Problem 4 chapter 2: functional analysis (Rudin)

Question

$L^1$, $L^2$: usual Lebesgue spaces on the unit interval. Show that $L^2$ is of the first category (meager) in $L^1$, in three ways:

(a) Show that $F_n:=\{f:\int|f|^2 \leq n\}$ is closed in $L^1$ but has empty interior.

(b)Put $g_n=n$ on $[0,n^{-3}]$, and show that $\int fg_n \rightarrow 0$ $\forall f \in L^2$ , but not for every $f\in L^1$.

(c) Note that the inclusion map of $L^2$ into $L^1$ is continuous but not onto.

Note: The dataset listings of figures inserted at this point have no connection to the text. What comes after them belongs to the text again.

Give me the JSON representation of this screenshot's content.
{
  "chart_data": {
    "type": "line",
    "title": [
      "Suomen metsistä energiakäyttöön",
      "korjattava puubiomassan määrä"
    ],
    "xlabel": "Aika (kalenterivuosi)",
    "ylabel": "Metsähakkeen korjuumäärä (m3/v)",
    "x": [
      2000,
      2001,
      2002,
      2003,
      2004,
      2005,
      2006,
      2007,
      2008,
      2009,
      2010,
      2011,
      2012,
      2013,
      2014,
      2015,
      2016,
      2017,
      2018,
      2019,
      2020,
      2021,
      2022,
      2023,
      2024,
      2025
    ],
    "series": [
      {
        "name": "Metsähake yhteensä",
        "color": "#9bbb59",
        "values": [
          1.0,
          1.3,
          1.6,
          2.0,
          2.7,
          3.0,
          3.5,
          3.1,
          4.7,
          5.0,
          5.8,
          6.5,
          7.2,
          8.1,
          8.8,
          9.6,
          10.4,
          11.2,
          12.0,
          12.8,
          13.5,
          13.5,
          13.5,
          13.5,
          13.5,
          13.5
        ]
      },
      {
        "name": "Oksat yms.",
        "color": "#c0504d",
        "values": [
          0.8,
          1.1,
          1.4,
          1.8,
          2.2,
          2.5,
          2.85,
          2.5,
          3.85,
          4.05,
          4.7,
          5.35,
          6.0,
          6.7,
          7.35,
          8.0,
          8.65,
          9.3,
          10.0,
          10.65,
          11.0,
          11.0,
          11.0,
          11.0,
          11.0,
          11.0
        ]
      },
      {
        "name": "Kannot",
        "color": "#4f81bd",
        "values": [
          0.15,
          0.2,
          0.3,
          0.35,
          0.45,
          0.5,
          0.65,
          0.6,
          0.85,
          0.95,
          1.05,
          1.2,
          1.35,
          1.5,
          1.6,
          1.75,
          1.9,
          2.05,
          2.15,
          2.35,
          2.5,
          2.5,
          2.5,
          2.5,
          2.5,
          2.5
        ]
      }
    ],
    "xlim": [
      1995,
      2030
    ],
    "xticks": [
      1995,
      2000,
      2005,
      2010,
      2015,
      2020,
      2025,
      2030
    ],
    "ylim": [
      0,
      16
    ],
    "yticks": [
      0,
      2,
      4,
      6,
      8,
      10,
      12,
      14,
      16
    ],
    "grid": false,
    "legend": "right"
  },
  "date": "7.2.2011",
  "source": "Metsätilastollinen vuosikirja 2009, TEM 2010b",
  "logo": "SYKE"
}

Do the same for $L^p$ and $L^q$ if $p<q$.

Answer 1

For each question, there are two sub-questions: 1. Why the assertion is true? and 2. Why does this one give the result?

a. 1. Show sequential closeness (as we are in a metric context) by Fatou's lemma. What happens if we assume that $F_n$ has a non-empty interior (in $L^1$)? 2 It's by definition.

b. 1. Use the fact that $\{f_n\}$ is bounded in $L^2$ and that simple functions are dense in $L^2$.

c. 1. It follows from a well-known integral inequality. Take an integrable function which is not square integrable. 2. There is a related theorem earlier in the book.